Tuesday, May 29, 2012

Walkable Communities Housing Boom

For at least a decade planners have been telling Coatesville City Councils and anyone else who would listen that the City of Coatesville, being a walkable town with public transit including rail transit is in an ideal position for the coming demographic shift. That demographic shift is "baby boomers" looking for smaller housing in walkable communities.

I wrote this about a year ago: 
"Coatesville has walkable neighborhoods and business areas now, an east-west interstate rail line in place that is fairly easy to add a commuter rail system to, a north-south line that with some work could carry passengers again, a regional business jet airport that is soon to have direct international flight capability and it's about to get what is called a WOW factor by community planners in the form of the National Velodrome and that is in an Olympic year. A key phrase from Brookings is: 
 "Consequently, few compact, walkable neighborhoods have been built relative to demand, and real estate prices in them have often been bid up to astronomical heights."
The largest demographic shift in US history has already begun. Coatesville will very shortly be exactly what that demographic is looking for. 
In a nutshell, Coatesville is exquisitely positioned to be the epicenter of the next real estate boom of Chester County." 
MONDAY, APRIL 11, 2011 
Section 8 Housing Turning NIMBY on its head and Coatesville is exquisitely positioned to be the epicenter of the next real estate boom of Chester County.

Well it's happened, that need for walkable communities is happening NOW.

The article and study below concerns suburban Washington, DC area.
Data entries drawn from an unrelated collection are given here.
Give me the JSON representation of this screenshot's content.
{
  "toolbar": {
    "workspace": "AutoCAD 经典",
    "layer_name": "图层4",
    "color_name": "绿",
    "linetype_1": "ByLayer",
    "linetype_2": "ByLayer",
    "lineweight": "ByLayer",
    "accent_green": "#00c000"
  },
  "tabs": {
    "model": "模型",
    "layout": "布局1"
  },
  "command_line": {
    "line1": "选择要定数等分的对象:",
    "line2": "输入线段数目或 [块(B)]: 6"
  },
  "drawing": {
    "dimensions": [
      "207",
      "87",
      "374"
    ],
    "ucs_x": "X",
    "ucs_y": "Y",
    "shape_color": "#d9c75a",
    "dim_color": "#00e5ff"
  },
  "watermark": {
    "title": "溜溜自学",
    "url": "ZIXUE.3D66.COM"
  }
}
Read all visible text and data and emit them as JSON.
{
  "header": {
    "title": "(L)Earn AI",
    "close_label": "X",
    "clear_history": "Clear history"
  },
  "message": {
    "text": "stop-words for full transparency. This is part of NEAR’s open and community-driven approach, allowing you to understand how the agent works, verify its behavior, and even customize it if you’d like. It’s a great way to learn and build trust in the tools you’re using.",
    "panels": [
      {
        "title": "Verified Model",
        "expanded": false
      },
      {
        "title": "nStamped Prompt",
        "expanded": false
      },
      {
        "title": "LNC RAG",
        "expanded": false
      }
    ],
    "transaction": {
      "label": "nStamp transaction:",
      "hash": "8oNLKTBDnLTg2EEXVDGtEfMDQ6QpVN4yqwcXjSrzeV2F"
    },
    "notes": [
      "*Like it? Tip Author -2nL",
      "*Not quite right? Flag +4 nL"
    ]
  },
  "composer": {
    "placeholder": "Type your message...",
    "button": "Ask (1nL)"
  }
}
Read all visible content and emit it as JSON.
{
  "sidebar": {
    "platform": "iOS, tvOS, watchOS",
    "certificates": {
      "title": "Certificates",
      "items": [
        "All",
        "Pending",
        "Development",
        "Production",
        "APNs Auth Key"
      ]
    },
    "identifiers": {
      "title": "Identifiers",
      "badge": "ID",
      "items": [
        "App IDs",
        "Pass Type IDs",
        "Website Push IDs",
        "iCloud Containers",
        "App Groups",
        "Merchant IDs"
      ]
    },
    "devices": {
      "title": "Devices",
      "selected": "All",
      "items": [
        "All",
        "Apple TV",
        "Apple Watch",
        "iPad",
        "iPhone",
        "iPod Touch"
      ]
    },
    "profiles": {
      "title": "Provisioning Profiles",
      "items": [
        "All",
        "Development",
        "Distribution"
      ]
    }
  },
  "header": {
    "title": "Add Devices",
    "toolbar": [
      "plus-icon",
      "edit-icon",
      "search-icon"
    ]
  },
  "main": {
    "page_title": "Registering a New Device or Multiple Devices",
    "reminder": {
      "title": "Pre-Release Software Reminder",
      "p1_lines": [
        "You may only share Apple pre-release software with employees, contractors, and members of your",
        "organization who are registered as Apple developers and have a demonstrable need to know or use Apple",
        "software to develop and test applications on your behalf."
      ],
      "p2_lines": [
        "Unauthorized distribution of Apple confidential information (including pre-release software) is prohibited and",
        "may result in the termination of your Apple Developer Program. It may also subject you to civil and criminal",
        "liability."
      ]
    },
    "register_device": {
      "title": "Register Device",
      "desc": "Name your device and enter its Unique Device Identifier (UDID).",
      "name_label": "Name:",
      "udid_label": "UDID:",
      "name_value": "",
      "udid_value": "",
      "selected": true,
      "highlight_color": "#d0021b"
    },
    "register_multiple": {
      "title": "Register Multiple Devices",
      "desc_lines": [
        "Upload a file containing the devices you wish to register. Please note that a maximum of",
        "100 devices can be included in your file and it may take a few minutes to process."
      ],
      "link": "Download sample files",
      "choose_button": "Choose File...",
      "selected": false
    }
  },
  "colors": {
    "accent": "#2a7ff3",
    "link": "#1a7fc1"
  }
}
From a real estate standpoint I think that the D.C. area is not much different than Chester County.

Real estate did not go up much and did not crash in Chester County like it did in some areas.

Real estate in the DC area has remained stable because employment in the DC area has actually gone up.  The explosive growth in security industries has driven real estate prices in the D.C. area. SEE "TOP SECRET AMERICA" WA POST.

The real estate market in Chester County appears to be picking up.  In both areas walkable convenient areas with public transit, preferably train or light rail gets top dollar sales in real estate. If you want to see for yourself try pricing homes near SEPTA trains stops in Chester County and walk them back away from SEPTA train stops.

The AMTRAK/SEPTA Coatesville station is scheduled to open in 2015. A lot of homes in Coatesville are in walking distance to the station. 

Now Coveted: A Walkable, Convenient Place

This is an excerpt Click the link above to the entire article


WALKING isnt just good for you. It has become an indicator of your socioeconomic status. 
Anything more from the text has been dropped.